Carrie Who Hates Me is standing in the center of the dance floor, coming in and out of the light as it switches from pitch black to dusty azure. Her hair hangs into her eyes like a well-groomed sheepdog, grazing her eyelashes nearly to the point of voluntary, fashionable blindness. Pretty soon she will need someone to guide her around, pull on her skin-tight designer jeans, thread her little arms through the sleeves of a leather jacket. Carrie taps away on her iPhone, its glowing screen lighting her up from below, while the floor of bodies moves around her.

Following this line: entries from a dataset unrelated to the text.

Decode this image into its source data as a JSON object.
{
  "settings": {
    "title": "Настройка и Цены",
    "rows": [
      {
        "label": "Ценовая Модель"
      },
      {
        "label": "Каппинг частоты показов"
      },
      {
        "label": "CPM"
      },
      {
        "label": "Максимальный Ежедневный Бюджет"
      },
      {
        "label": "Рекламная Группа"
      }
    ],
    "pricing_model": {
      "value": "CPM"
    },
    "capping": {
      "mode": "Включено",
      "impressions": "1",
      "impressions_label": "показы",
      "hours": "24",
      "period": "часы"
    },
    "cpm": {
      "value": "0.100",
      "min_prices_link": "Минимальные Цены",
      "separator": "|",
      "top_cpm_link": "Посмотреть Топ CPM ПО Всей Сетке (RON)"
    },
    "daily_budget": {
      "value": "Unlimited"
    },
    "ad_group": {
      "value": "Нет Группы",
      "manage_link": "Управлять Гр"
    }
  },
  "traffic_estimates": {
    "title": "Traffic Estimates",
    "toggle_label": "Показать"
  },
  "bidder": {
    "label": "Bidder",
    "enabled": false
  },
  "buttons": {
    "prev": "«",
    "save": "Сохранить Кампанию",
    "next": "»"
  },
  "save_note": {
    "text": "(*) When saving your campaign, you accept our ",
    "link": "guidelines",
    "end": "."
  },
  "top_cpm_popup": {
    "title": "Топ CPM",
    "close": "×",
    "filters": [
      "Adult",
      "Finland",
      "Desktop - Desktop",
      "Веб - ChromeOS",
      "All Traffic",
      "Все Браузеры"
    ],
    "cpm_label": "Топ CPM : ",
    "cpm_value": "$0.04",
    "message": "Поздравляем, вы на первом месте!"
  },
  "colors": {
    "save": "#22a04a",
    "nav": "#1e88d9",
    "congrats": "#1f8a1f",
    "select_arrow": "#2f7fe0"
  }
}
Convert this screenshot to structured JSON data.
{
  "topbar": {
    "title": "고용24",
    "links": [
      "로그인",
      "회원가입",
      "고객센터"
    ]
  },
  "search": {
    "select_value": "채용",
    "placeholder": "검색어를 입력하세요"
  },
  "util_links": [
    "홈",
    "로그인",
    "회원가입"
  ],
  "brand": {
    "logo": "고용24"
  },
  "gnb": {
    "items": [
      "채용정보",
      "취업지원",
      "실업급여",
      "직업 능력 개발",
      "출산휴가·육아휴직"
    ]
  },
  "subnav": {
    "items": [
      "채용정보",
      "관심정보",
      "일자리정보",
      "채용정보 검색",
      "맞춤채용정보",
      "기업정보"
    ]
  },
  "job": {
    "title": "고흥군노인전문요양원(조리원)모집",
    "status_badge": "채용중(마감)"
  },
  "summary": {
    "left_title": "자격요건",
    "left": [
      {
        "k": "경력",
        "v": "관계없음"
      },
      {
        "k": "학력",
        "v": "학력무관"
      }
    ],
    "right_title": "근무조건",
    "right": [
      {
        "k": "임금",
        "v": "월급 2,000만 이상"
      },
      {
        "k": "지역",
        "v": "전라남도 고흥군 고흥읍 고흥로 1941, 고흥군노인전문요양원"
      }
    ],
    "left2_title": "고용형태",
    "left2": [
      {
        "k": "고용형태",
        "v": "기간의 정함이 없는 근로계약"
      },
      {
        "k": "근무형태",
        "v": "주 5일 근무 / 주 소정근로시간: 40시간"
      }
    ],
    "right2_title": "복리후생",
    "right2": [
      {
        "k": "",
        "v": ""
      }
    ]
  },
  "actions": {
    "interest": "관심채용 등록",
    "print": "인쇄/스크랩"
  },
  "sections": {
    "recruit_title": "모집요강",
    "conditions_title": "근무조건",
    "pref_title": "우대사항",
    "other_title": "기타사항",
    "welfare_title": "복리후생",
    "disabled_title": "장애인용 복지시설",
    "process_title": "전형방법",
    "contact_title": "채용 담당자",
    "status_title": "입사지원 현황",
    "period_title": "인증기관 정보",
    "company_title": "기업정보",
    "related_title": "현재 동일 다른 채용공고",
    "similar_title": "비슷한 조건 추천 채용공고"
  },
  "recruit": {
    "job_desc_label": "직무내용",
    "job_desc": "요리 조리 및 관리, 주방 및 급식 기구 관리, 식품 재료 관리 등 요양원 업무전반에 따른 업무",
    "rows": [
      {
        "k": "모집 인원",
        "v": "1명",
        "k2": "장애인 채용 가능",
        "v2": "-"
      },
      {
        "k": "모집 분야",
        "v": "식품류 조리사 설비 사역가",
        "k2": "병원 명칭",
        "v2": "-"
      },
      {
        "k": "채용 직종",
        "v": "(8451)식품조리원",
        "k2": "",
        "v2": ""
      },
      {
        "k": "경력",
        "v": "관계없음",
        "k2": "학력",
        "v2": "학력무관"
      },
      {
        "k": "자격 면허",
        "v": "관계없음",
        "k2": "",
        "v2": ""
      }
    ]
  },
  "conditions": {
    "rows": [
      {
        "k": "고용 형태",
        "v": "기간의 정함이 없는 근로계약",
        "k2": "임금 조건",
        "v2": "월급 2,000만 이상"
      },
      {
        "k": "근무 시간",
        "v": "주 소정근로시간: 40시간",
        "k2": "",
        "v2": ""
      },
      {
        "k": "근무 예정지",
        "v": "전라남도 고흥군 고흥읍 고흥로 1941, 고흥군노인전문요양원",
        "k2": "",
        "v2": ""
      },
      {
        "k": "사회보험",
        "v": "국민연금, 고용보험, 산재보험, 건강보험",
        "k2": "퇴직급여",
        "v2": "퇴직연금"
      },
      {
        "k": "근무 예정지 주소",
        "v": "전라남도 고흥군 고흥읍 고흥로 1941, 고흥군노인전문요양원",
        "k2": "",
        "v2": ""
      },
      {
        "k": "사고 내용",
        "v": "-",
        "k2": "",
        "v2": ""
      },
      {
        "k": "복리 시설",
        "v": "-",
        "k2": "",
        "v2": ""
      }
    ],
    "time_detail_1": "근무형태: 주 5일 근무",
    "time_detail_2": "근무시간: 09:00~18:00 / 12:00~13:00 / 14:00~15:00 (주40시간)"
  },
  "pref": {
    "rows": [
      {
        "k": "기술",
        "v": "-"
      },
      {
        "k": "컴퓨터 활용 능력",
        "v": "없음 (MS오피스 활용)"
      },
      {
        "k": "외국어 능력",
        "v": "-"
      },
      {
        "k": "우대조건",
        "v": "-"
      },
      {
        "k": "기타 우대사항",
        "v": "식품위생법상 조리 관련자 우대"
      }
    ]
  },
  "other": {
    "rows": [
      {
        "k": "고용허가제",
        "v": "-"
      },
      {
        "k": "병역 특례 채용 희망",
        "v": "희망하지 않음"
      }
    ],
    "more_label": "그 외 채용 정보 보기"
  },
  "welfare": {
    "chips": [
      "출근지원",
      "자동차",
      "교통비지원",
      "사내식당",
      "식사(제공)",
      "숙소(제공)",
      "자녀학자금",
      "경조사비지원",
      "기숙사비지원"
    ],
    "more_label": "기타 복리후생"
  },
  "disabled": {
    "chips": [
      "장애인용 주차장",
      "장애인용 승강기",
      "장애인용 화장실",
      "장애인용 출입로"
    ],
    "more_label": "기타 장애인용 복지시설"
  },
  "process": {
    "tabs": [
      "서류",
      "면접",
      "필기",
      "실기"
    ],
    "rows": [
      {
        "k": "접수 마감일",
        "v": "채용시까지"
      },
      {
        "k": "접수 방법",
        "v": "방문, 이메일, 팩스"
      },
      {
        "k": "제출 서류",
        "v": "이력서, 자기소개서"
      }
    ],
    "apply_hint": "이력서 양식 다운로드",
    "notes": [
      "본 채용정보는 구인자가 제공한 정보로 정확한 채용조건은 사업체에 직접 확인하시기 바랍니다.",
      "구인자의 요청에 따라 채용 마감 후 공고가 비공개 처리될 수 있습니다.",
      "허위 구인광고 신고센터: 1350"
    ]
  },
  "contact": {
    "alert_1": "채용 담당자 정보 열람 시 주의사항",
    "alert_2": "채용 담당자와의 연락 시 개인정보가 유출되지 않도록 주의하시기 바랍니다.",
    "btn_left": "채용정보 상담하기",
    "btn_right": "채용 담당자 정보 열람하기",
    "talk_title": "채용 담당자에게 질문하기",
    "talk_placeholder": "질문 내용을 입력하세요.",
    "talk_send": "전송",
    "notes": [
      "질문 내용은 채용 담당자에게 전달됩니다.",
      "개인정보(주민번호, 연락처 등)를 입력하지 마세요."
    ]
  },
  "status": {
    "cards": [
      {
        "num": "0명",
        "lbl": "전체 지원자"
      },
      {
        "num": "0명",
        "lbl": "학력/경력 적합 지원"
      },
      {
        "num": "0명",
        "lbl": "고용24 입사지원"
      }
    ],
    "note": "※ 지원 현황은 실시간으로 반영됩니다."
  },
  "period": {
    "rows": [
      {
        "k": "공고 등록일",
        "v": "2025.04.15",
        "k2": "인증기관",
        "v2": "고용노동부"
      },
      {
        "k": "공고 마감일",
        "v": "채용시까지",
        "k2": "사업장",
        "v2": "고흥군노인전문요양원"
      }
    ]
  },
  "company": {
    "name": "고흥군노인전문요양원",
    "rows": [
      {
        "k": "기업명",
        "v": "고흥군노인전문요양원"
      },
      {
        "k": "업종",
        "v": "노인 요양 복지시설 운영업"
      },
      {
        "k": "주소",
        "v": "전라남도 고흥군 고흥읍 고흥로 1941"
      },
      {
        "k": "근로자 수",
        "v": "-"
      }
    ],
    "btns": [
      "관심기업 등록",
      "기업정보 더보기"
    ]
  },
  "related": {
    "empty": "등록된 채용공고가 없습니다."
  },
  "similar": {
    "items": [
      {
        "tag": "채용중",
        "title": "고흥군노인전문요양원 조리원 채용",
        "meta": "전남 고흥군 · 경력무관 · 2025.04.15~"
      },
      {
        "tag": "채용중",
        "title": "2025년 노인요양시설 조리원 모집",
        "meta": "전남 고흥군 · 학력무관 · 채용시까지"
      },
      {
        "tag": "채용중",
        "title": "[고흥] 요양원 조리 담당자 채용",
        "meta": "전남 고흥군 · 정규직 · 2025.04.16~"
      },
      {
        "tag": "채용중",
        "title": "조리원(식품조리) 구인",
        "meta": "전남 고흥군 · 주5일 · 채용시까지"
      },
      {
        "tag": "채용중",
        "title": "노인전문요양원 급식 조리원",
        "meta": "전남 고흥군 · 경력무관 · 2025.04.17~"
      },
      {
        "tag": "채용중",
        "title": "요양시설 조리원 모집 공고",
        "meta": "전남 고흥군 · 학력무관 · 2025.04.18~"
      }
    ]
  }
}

Todd dances near the DJ booth – if you can call the person clicking the mouse on his MacBook Pro a DJ.
David eventually returns. He leans over in front of me while the boy in the ripped shirt from earlier tells him he has “really, really amazing coke tonight,” as though coke is some kind of fine delicacy that the chef changes on a whim, which I guess isn’t far from the truth. For me, though, this is not a selling point. For me, this brings to mind the people who are actually making the coke, cutting the coke. I imagine how it gets here on boats, smuggled in bags, skated through security to land here, of all places, on some black dance floor in New York City to assist the tired masses – the masochists who live in this place and feel the need to milk it dry, ring that towel until there’s nothing left, get out every last drop of it.
David leaves with the drugs and the Fairy Drug Dealer sits next to me counting money in a plastic sandwich bag procured from Drug Deal No. 2, an exchange that happened with models-and-bottles guy and a girl with bleached blonde hair who looked like some extra from that first scene in Blade, where those ‘90s vampires danced around to rave music in a basement, waited for the blood to start spraying from the fire sprinklers overhead.
“Do you know what time it is?” the Fairy Drug Dealer asks.
“1:44,” I say.
“I’ve got to go to work,” he tells me, though I don’t know to what end.
“Where are you working?” I ask. Obviously simply selling blow isn’t paying all of the bills. Maybe it’s more of a recreational thing, a hobby of sorts.
“We’re doing an after-party.”
“Oh, really? Where?” This is merely a routine line of questioning, a common courtesy in continuing a conversation, not an eager plea for an invitation.
“Oh, just, like, the Lower East Side.”
“Yeah? Where at?” My journalistic tendencies for probing often mislead people into thinking I give a shit.
“I really can’t say. I mean, if you’re with Wilhelm or Blaze or Frankie you’re good. But otherwise… I can’t really tell you.”
AWWWWW, SHIT. JUST GOT BURNED BY A TWO-YEAR-OLD.
“I was just asking,” I lobby back. “I don’t really care.”
“You really shouldn’t,” Fairy Drug Dealer says, putting emphasis on the “really” in a way that is patronizing and condescending, as in you “reeeeaaallllllyyy should because this is the coolest party ever and I’m the coolest person ever but don’t go home and slit your wrists over it, Party Girl. One day you’ll be as cool as us. Don’t worry.” And then he leaps off of the banquet and flits away, disappearing into the dark. This is why old people stop going to clubs – little shitheads like this that still live for after parties and boring conversations with half-developed retards with fake names and iPhones.